Come gestire la manutenzione degli estintori in auto?
Indicazioni pratiche per scegliere, posizionare, controllare e sostituire correttamente l’estintore in auto, rispettando omologazioni, scadenze e procedure di manutenzione
Molti automobilisti acquistano un estintore e lo dimenticano nel bagagliaio, salvo accorgersi troppo tardi che è scarico o inutilizzabile. Una gestione corretta della manutenzione riduce davvero i danni in caso di principio d’incendio, ma richiede attenzione a omologazioni, scadenze e controlli periodici. Evitare errori banali – come fissarlo male o ignorare il cartellino di manutenzione – è essenziale per avere un dispositivo che funzioni quando serve davvero.

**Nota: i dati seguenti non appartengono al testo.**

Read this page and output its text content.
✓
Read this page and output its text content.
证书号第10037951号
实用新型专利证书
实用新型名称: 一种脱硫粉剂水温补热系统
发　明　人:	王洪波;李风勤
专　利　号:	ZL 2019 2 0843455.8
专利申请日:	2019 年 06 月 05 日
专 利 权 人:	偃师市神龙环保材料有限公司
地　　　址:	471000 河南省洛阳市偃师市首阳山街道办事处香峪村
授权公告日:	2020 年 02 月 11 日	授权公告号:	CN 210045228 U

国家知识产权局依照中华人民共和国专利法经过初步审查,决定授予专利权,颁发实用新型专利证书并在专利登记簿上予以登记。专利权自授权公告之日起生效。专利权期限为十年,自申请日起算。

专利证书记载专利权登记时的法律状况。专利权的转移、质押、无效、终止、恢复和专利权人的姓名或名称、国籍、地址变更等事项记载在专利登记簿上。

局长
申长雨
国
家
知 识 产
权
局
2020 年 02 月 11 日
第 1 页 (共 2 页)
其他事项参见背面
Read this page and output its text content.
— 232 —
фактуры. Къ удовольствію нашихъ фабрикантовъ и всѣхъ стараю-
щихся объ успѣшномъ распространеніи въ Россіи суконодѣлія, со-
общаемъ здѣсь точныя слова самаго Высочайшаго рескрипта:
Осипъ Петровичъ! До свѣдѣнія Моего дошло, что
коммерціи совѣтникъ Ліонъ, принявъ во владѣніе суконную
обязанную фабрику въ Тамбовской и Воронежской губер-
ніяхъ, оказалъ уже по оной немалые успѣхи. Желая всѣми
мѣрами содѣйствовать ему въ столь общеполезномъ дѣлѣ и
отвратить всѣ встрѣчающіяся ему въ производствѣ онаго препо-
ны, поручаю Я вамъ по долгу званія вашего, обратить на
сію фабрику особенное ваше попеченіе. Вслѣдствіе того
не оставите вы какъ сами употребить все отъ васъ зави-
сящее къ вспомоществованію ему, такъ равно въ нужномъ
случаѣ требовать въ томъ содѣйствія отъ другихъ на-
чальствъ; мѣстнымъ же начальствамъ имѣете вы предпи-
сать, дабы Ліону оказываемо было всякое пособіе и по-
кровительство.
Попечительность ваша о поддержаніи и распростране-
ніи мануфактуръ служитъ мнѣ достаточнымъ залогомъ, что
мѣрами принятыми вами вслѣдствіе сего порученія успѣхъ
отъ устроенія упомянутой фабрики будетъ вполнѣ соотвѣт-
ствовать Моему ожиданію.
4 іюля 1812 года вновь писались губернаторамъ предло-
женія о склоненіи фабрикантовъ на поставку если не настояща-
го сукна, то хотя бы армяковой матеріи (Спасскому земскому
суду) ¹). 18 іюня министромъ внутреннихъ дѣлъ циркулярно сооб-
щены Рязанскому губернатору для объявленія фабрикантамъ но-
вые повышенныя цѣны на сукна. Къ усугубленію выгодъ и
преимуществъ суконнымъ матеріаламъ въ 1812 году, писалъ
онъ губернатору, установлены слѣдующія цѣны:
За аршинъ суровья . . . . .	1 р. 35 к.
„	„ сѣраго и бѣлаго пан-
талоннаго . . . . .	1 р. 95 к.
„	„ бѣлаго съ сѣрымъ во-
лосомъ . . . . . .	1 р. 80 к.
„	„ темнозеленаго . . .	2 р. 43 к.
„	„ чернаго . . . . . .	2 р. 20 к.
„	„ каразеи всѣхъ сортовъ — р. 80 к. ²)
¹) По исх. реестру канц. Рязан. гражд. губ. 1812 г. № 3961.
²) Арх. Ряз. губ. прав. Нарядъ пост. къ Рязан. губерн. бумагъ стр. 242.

Perché avere un estintore in auto e quali modelli scegliere
Avere un estintore in auto è utile perché un principio d’incendio nel vano motore o nell’abitacolo può svilupparsi in pochi istanti, e i soccorsi potrebbero non arrivare in tempo. Un dispositivo portatile consente di intervenire subito su piccoli focolai, ad esempio dopo un urto con perdita di carburante o un cortocircuito nell’impianto elettrico. In molti contesti professionali (navette, veicoli aziendali, trasporto persone) la presenza di un estintore è spesso prevista da procedure interne o capitolati assicurativi, anche quando non espressamente imposta dal Codice della Strada.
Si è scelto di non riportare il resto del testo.